KONTEKS.CO.ID – Pada awal perdagangan hari Kamis, tanggal 14 September 2023, nilai tukar rupiah di pasar spot kembali melemah.
Rupiah menguat tipis, hanya sebesar 5 poin atau sekitar 0,03 persen, mencapai level Rp15.365 per dolar AS dibandingkan dengan penutupan perdagangan sebelumnya, yaitu pada Rabu, 13 September 2023, yang berada di level Rp15.370 per dolar AS.
Apa yang menjadi faktor-faktor di balik pergerakan ini? Berikut beberapa poin yang perlu diperhatikan:
1. Rupiah Berpotensi Menguat
Lukman Leong, seorang pengamat pasar uang, memperkirakan bahwa rupiah memiliki potensi untuk menguat di tengah koreksi dolar AS.
Meskipun data inflasi AS yang baru dirilis menunjukkan hasil di atas ekspektasi, investor nampaknya bersiap untuk data penjualan ritel AS yang diperkirakan akan lebih lemah daripada bulan sebelumnya.
Dengan demikian, rupiah dapat bergerak dalam kisaran Rp15.300 hingga Rp15.400 per dolar AS.

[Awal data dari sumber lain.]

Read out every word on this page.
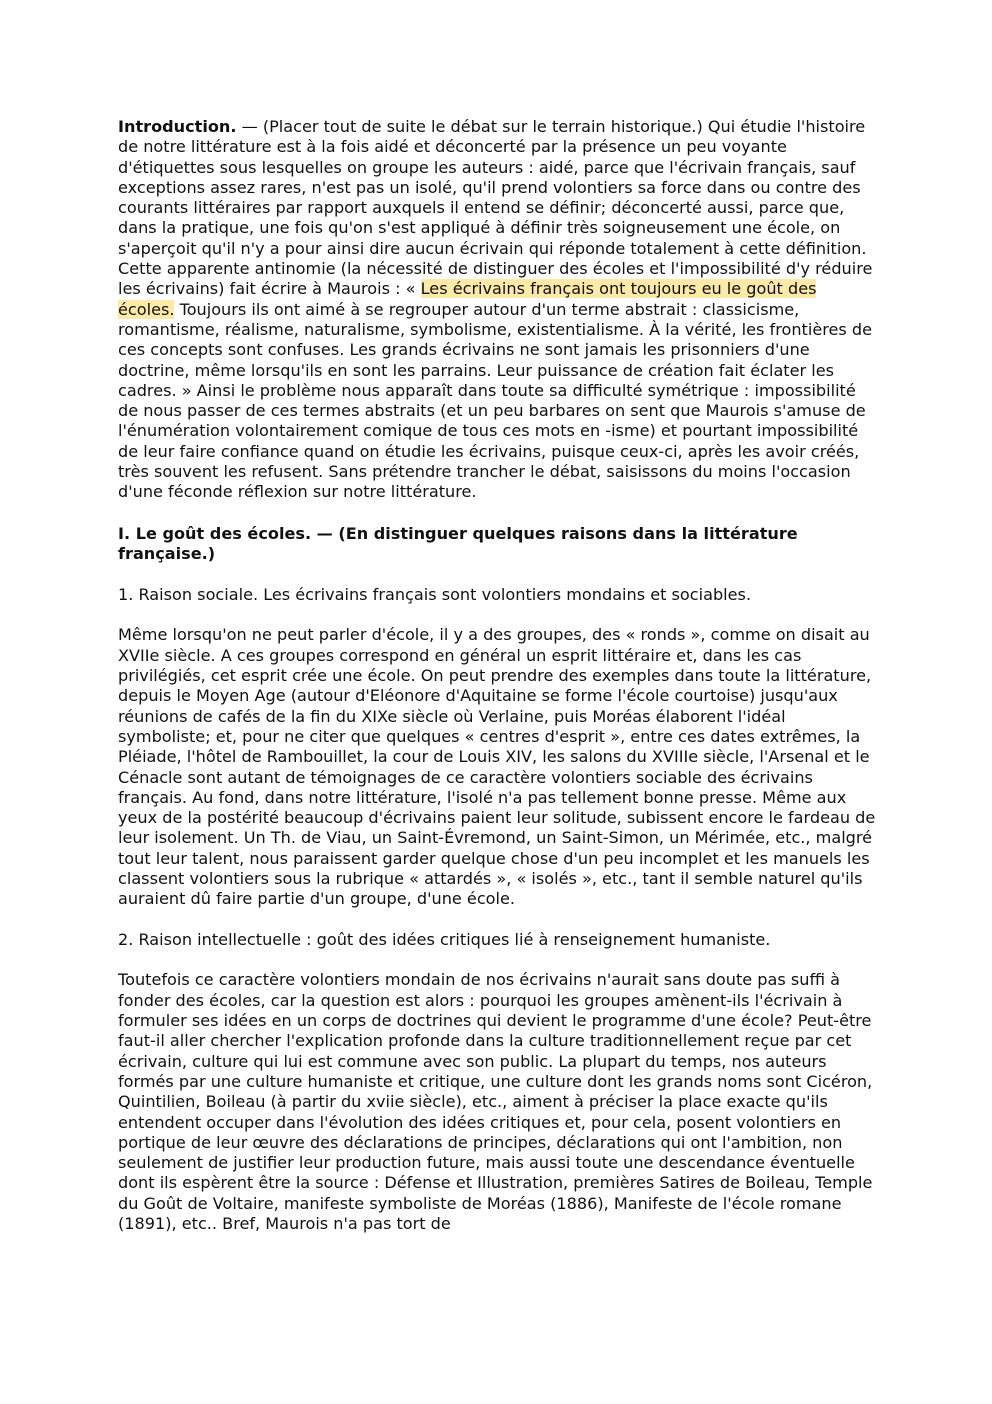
Introduction. — (Placer tout de suite le débat sur le terrain historique.) Qui étudie l'histoire de notre littérature est à la fois aidé et déconcerté par la présence un peu voyante d'étiquettes sous lesquelles on groupe les auteurs : aidé, parce que l'écrivain français, sauf exceptions assez rares, n'est pas un isolé, qu'il prend volontiers sa force dans ou contre des courants littéraires par rapport auxquels il entend se définir; déconcerté aussi, parce que, dans la pratique, une fois qu'on s'est appliqué à définir très soigneusement une école, on s'aperçoit qu'il n'y a pour ainsi dire aucun écrivain qui réponde totalement à cette définition. Cette apparente antinomie (la nécessité de distinguer des écoles et l'impossibilité d'y réduire les écrivains) fait écrire à Maurois : « Les écrivains français ont toujours eu le goût des écoles. Toujours ils ont aimé à se regrouper autour d'un terme abstrait : classicisme, romantisme, réalisme, naturalisme, symbolisme, existentialisme. À la vérité, les frontières de ces concepts sont confuses. Les grands écrivains ne sont jamais les prisonniers d'une doctrine, même lorsqu'ils en sont les parrains. Leur puissance de création fait éclater les cadres. » Ainsi le problème nous apparaît dans toute sa difficulté symétrique : impossibilité de nous passer de ces termes abstraits (et un peu barbares on sent que Maurois s'amuse de l'énumération volontairement comique de tous ces mots en -isme) et pourtant impossibilité de leur faire confiance quand on étudie les écrivains, puisque ceux-ci, après les avoir créés, très souvent les refusent. Sans prétendre trancher le débat, saisissons du moins l'occasion d'une féconde réflexion sur notre littérature.

I. Le goût des écoles. — (En distinguer quelques raisons dans la littérature française.)

1. Raison sociale. Les écrivains français sont volontiers mondains et sociables.

Même lorsqu'on ne peut parler d'école, il y a des groupes, des « ronds », comme on disait au XVIIe siècle. A ces groupes correspond en général un esprit littéraire et, dans les cas privilégiés, cet esprit crée une école. On peut prendre des exemples dans toute la littérature, depuis le Moyen Age (autour d'Eléonore d'Aquitaine se forme l'école courtoise) jusqu'aux réunions de cafés de la fin du XIXe siècle où Verlaine, puis Moréas élaborent l'idéal symboliste; et, pour ne citer que quelques « centres d'esprit », entre ces dates extrêmes, la Pléiade, l'hôtel de Rambouillet, la cour de Louis XIV, les salons du XVIIIe siècle, l'Arsenal et le Cénacle sont autant de témoignages de ce caractère volontiers sociable des écrivains français. Au fond, dans notre littérature, l'isolé n'a pas tellement bonne presse. Même aux yeux de la postérité beaucoup d'écrivains paient leur solitude, subissent encore le fardeau de leur isolement. Un Th. de Viau, un Saint-Évremond, un Saint-Simon, un Mérimée, etc., malgré tout leur talent, nous paraissent garder quelque chose d'un peu incomplet et les manuels les classent volontiers sous la rubrique « attardés », « isolés », etc., tant il semble naturel qu'ils auraient dû faire partie d'un groupe, d'une école.

2. Raison intellectuelle : goût des idées critiques lié à renseignement humaniste.

Toutefois ce caractère volontiers mondain de nos écrivains n'aurait sans doute pas suffi à fonder des écoles, car la question est alors : pourquoi les groupes amènent-ils l'écrivain à formuler ses idées en un corps de doctrines qui devient le programme d'une école? Peut-être faut-il aller chercher l'explication profonde dans la culture traditionnellement reçue par cet écrivain, culture qui lui est commune avec son public. La plupart du temps, nos auteurs formés par une culture humaniste et critique, une culture dont les grands noms sont Cicéron, Quintilien, Boileau (à partir du xviie siècle), etc., aiment à préciser la place exacte qu'ils entendent occuper dans l'évolution des idées critiques et, pour cela, posent volontiers en portique de leur œuvre des déclarations de principes, déclarations qui ont l'ambition, non seulement de justifier leur production future, mais aussi toute une descendance éventuelle dont ils espèrent être la source : Défense et Illustration, premières Satires de Boileau, Temple du Goût de Voltaire, manifeste symboliste de Moréas (1886), Manifeste de l'école romane (1891), etc.. Bref, Maurois n'a pas tort de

2. Dolar AS Diperkirakan Melemah
Ariston Tjendra, seorang pengamat pasar uang lainnya, mengindikasikan bahwa dolar AS kemungkinan akan terus melemah terhadap mata uang utama dan regional lainnya.
Sentimen pasar terhadap aset berisiko juga terlihat positif. Menurutnya, indeks saham Asia menurut perkiraan akan bergerak naik.
Dengan demikian, ada potensi penguatan rupiah terhadap dolar AS, bahkan mungkin hingga mencapai level support Rp15.330 per dolar AS hingga Rp15.300 per dolar AS.
Namun, ada juga potensi pelemahan menuju Rp15.400 per dolar AS.
Menurut Ariston Tjendra, data inflasi konsumen AS bulan Agustus yang melampaui perkiraan dapat meningkatkan ekspektasi di pasar bahwa Federal Reserve (the Fed) akan menjaga suku bunga tinggi untuk jangka waktu yang lebih lama.
Ini dapat mendorong dolar AS untuk menguat terhadap mata uang lainnya.
3. Inflasi AS Tembus 3,7 Persen
Penting untuk dicatat bahwa tingkat inflasi Amerika Serikat pada bulan Agustus 2023 mencapai 3,7 persen year on year (yoy). Angka ini lebih tinggi dari bulan Juli yang sebesar 3,2 persen.
Bahkan, inflasi AS pada bulan Agustus juga melampaui ekspektasi pasar yang sebelumnya hanya memperkirakan sebesar 3,2 persen.
Data Biro Statistik Departemen Tenaga Kerja menunjukkan inflasi inti yang tidak termasuk komponen pangan dan energi, mengalami perlambatan pada level 4,3 persen (YoY). Turun dari sebelumnya yakni 4,7 persen (YoY).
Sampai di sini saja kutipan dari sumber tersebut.